Le lien est fait et Thierry Tillier aura tôt fait de tremper sa plume dans le vitriol de la poésie de William Burroughs, de Brion Gysin et des autres écrivains beat : Ginsberg et Kerouac, notamment. “J’ai commencé en écrivant des fragments qui évoquaient une sorte de surréalisme décalé et la beat generation” affirme-t-il. “Par la suite, j’ai continué à utiliser la technique du pick-up, du recyclage, en refusant la hiérarchie entre les différentes disciplines – collage, musique, écriture, photo, graphisme – et au sein même de l’écriture.”. Cette écriture rhizomatique (pour reprendre l’expression de Gilles Deleuze), qui met en relation plutôt qu’elle ne hiérarchise, refuse catégoriquement l’immixtion de la psychologie en son sein et se présente comme la superposition de couches de vie, intermédiées et hypertextuelles, comme la juxtaposition d’abîmes, dont on se perd à imaginer les rêves qu’ils pourraient abriter en leurs entrailles, dans la coupure et le chaînon manquant. Chaque rature, chaque hiatus du sens devient alors le prétexte à une nouvelle échappée, un nouvel hypertexte, le fragment d’une narration courbe, intentionnellement non-linéaire, amplifiée par les bris des images-fictions qui nous sont livrées. Les prémices d’un travail que l’on imagine bien décliné sur le web tant la matière y semble perméable. “En fait, les notions d’hypertexte et d’hyperimage se retrouvent spontanément au centre de mon travail. Ce qui m’intéresse plus particulièrement dans Internet, ce sont les nouvelles possibilités de diffusion, plus sans doute que les aspects liés à la reproductibilité de l’œuvre via le numérique, même si par ailleurs j’utilise actuellement beaucoup les technologies numériques dans mes collages. Ce n’est en outre pas un hasard si tous les gens qui, dans les années septante, faisaient du mail art se sont à présent tournés vers le Net. Ce qui primait, finalement, n’était pas tant ce qui était montré que les canaux de diffusion des œuvres. Je suis d’ailleurs étonné du nombre de mes travaux qui circulent sur le réseau.”

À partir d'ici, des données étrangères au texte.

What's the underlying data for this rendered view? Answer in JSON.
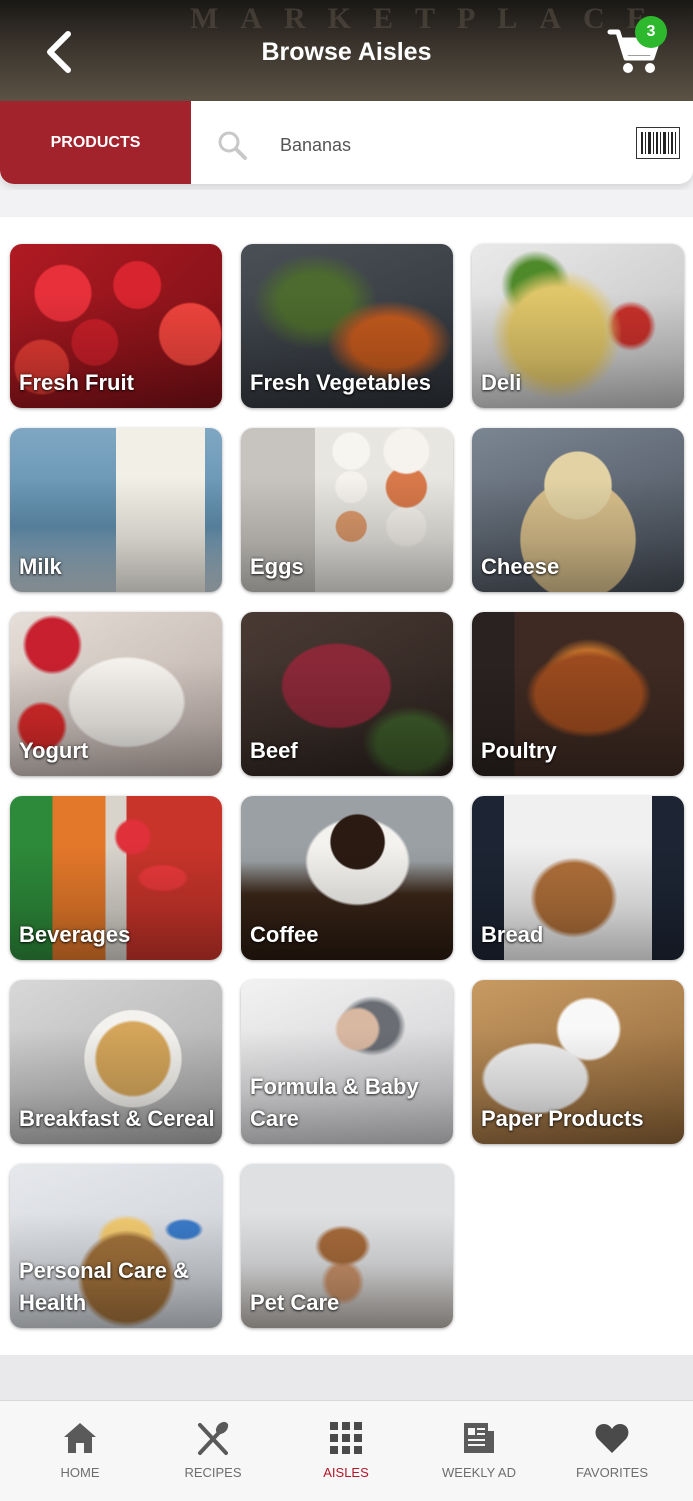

De l’échantillonnage de papier au sampling sonore, que l’on retrouve de manière généralisée dans la musique électronique d’aujourd’hui, le fossé n’est pas très large. Thierry Tillier ne s’y trompe pas en avouant que s’il n’a “pas encore commencé à travailler avec des musiciens, la démarche est cependant naturelle et j’y viendrai certainement. Il y a plusieurs années déjà, Masami Akita (Ndr : grand electro-colleur sonore levantin, maître d’œuvre du mythique Merzbow) traduisait mes textes en japonais. C’est un signe.”
Avec ses samples de papier coupés à vif, Tillier passe en revue tout l’éventail des états extrêmes de la tension érotique : du bondage japonais aux pin-ups pour ados vaguement sados, des corps machinisés, liés, martyrisés, percés, aux fongus phalliques, de la chair écornée aux bimbos harnachées, Tillier évoque tour à tour l’épenthèse de ses fantasmes et de ses fantômes, d’Araki à Philippe Fichot, de Bataille à D.A.F. de Sade.
C’est dans cette cosmologie du bris, dans les interstices de son imaginaire recomposé et dans les mille pièces de ce puzzle à chaque fois mis en jeu, que cet infatigable colleur de vie nous invite à vagabonder. Heureux le glaneur qui ramassera les morceaux de cette humanité-là!